Sixth-graders’ study of landforms had them traversing the Island of Podiatry by way of Bunion Strait, Blister Delta and the Isthmus of Lint. Afterward, the Mill Creek Middle schoolers got to plot their own island next door. And boy did they.
Braylon Becker dreamed up the Land of Nasty, where visitors would find Callous Range surrounding the Dead Skin Delta. He insisted he’s learning landforms better because he gets to make up goofy names.
“I have to know if a plain is in a higher or more of a lower elevation,” Braylon said. “And that a river only flows in one direction, which is toward a larger body of water.”
Tamyah Yarbrough had another take. Having recently adopted a pup named Leo, her mind was on all things canine. So the name of Tamyah’s Island: Dog. Complete with an erupting dogcano and Shepherd Falls, surrounded by the Pug Sea.

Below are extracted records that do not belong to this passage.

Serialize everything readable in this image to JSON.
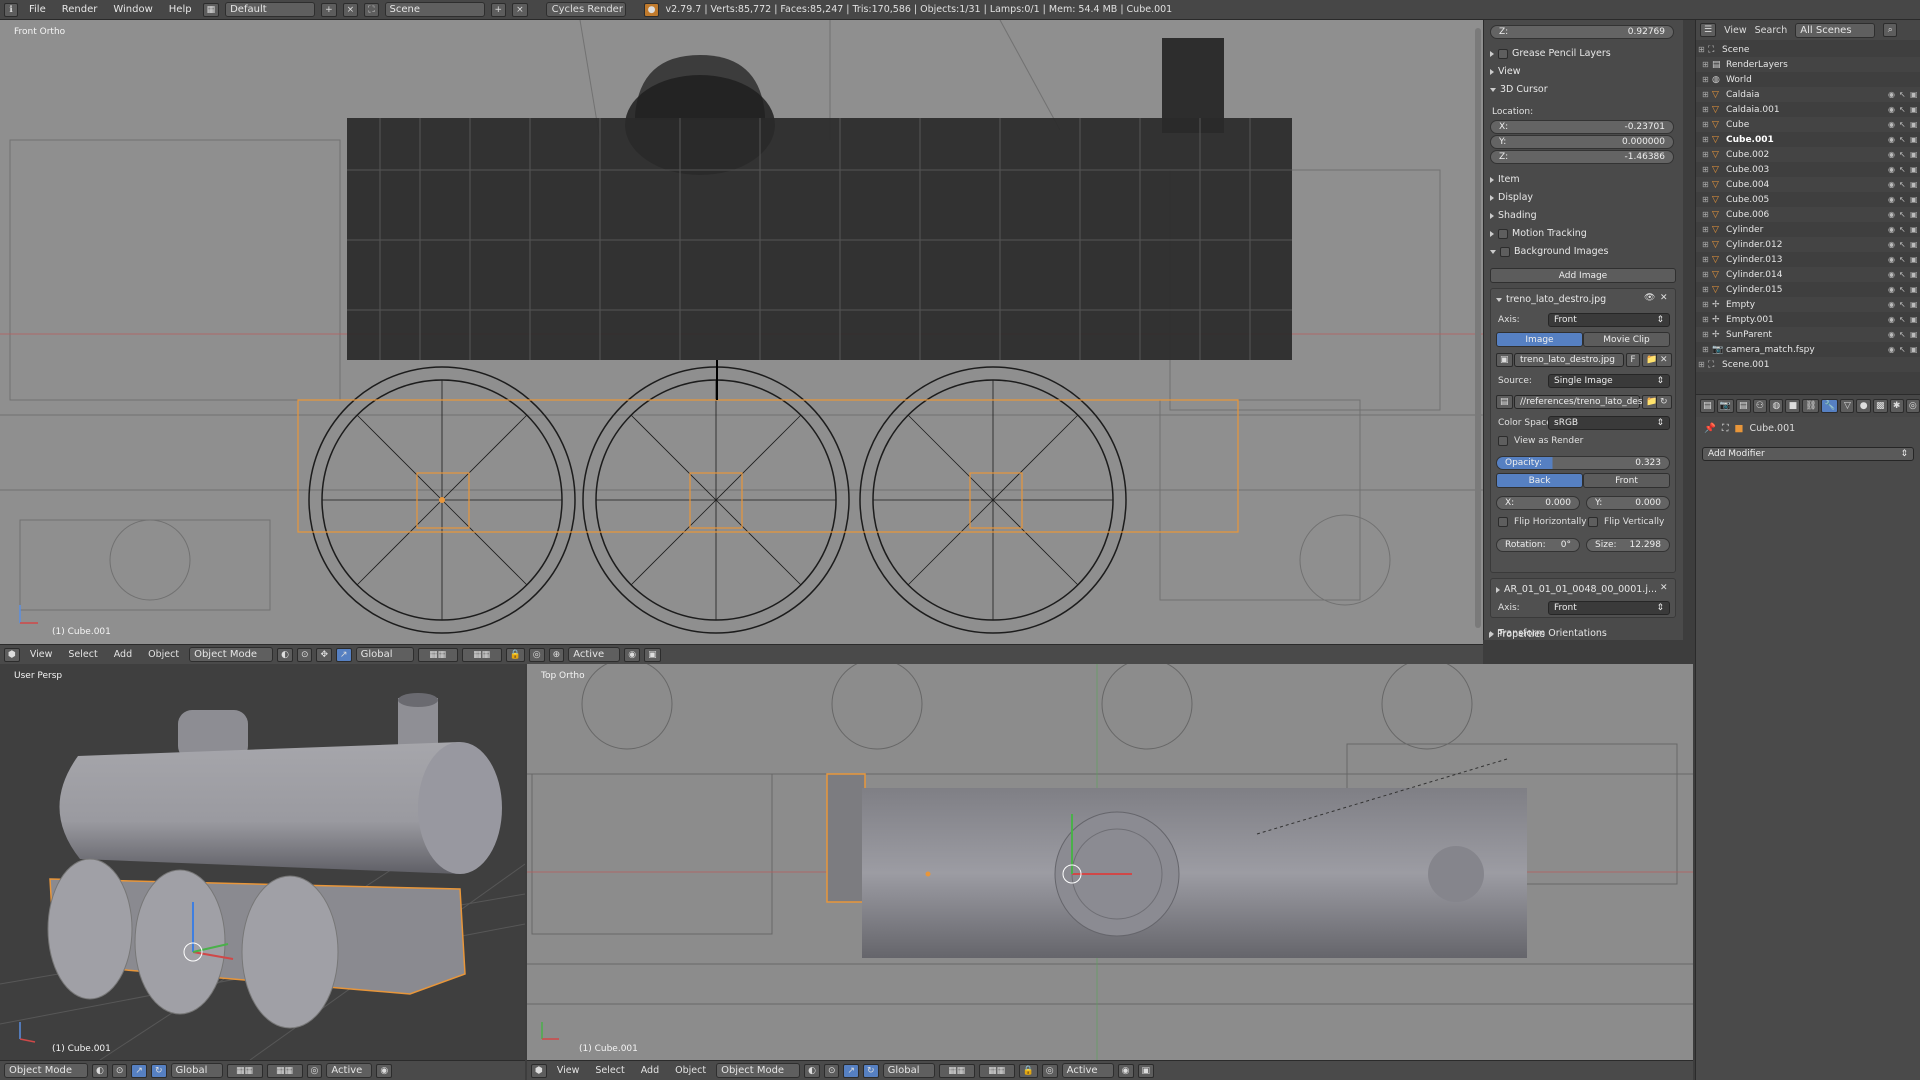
{
  "infobar": {
    "menus": [
      "File",
      "Render",
      "Window",
      "Help"
    ],
    "layout": "Default",
    "scene": "Scene",
    "engine": "Cycles Render",
    "stats": "v2.79.7 | Verts:85,772 | Faces:85,247 | Tris:170,586 | Objects:1/31 | Lamps:0/1 | Mem: 54.4 MB | Cube.001"
  },
  "viewport_front": {
    "label": "Front Ortho",
    "object_info": "(1) Cube.001"
  },
  "viewport_persp": {
    "label": "User Persp",
    "object_info": "(1) Cube.001"
  },
  "viewport_top": {
    "label": "Top Ortho",
    "object_info": "(1) Cube.001"
  },
  "view_header": {
    "menus": [
      "View",
      "Select",
      "Add",
      "Object"
    ],
    "mode": "Object Mode",
    "orientation": "Global",
    "pivot": "Active"
  },
  "npanel": {
    "z_top": {
      "label": "Z:",
      "value": "0.92769"
    },
    "sections": {
      "grease_pencil": "Grease Pencil Layers",
      "view": "View",
      "cursor": "3D Cursor",
      "item": "Item",
      "display": "Display",
      "shading": "Shading",
      "motion_tracking": "Motion Tracking",
      "background_images": "Background Images",
      "transform_orientations": "Transform Orientations",
      "properties": "Properties"
    },
    "location_label": "Location:",
    "cursor": {
      "x": {
        "label": "X:",
        "value": "-0.23701"
      },
      "y": {
        "label": "Y:",
        "value": "0.000000"
      },
      "z": {
        "label": "Z:",
        "value": "-1.46386"
      }
    },
    "add_image": "Add Image",
    "bg1": {
      "name": "treno_lato_destro.jpg",
      "axis_label": "Axis:",
      "axis": "Front",
      "tab_image": "Image",
      "tab_movie": "Movie Clip",
      "image_name": "treno_lato_destro.jpg",
      "image_flag": "F",
      "source_label": "Source:",
      "source": "Single Image",
      "filepath": "//references/treno_lato_destro.jpg",
      "colorspace_label": "Color Space:",
      "colorspace": "sRGB",
      "view_as_render": "View as Render",
      "opacity_label": "Opacity:",
      "opacity": "0.323",
      "opacity_fraction": 0.323,
      "back": "Back",
      "front": "Front",
      "x": {
        "label": "X:",
        "value": "0.000"
      },
      "y": {
        "label": "Y:",
        "value": "0.000"
      },
      "flip_h": "Flip Horizontally",
      "flip_v": "Flip Vertically",
      "rotation": {
        "label": "Rotation:",
        "value": "0°"
      },
      "size": {
        "label": "Size:",
        "value": "12.298"
      }
    },
    "bg2": {
      "name": "AR_01_01_01_0048_00_0001.j...",
      "axis_label": "Axis:",
      "axis": "Front"
    }
  },
  "outliner": {
    "header": {
      "view": "View",
      "search": "Search",
      "filter": "All Scenes"
    },
    "items": [
      {
        "name": "Scene",
        "icon": "scene-icon"
      },
      {
        "name": "RenderLayers",
        "icon": "renderlayers-icon"
      },
      {
        "name": "World",
        "icon": "world-icon"
      },
      {
        "name": "Caldaia",
        "icon": "mesh-icon"
      },
      {
        "name": "Caldaia.001",
        "icon": "mesh-icon"
      },
      {
        "name": "Cube",
        "icon": "mesh-icon"
      },
      {
        "name": "Cube.001",
        "icon": "mesh-icon"
      },
      {
        "name": "Cube.002",
        "icon": "mesh-icon"
      },
      {
        "name": "Cube.003",
        "icon": "mesh-icon"
      },
      {
        "name": "Cube.004",
        "icon": "mesh-icon"
      },
      {
        "name": "Cube.005",
        "icon": "mesh-icon"
      },
      {
        "name": "Cube.006",
        "icon": "mesh-icon"
      },
      {
        "name": "Cylinder",
        "icon": "mesh-icon"
      },
      {
        "name": "Cylinder.012",
        "icon": "mesh-icon"
      },
      {
        "name": "Cylinder.013",
        "icon": "mesh-icon"
      },
      {
        "name": "Cylinder.014",
        "icon": "mesh-icon"
      },
      {
        "name": "Cylinder.015",
        "icon": "mesh-icon"
      },
      {
        "name": "Empty",
        "icon": "empty-icon"
      },
      {
        "name": "Empty.001",
        "icon": "empty-icon"
      },
      {
        "name": "SunParent",
        "icon": "empty-icon"
      },
      {
        "name": "camera_match.fspy",
        "icon": "camera-icon"
      },
      {
        "name": "Scene.001",
        "icon": "scene-icon"
      }
    ]
  },
  "props": {
    "object": "Cube.001",
    "add_modifier": "Add Modifier"
  },
  "colors": {
    "selection": "#e8963a",
    "active_button": "#5680c2",
    "viewport": "#8f8f8f",
    "panel": "#4a4a4a"
  }
}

Teacher Marianne French began the lesson by creating a narrative for students in order to study the fictional foot-shaped island in the Pacific Ocean.
The premise, she wrote, was that the U.S. Department of Geography had begun exploring Podiatry Island. But the department’s budget was running low, so they were enlisting the sixth-graders to finish what had been started, then to explore and map the neighboring island to the east.
The goal was for students to use their knowledge of how landforms affect one another, and to properly place and name 20 other landforms there. The island lesson builds on the sixth-graders’ previous study of latitude and longitude.
“You would think it’s obvious, but you wouldn’t put an iceberg next to a desert, or if their island is in the Arctic they wouldn’t have a tropical beach,” French said.
“We do so many things that we have to do. I like to incorporate something in every unit that gives them the opportunity to do something very creative.”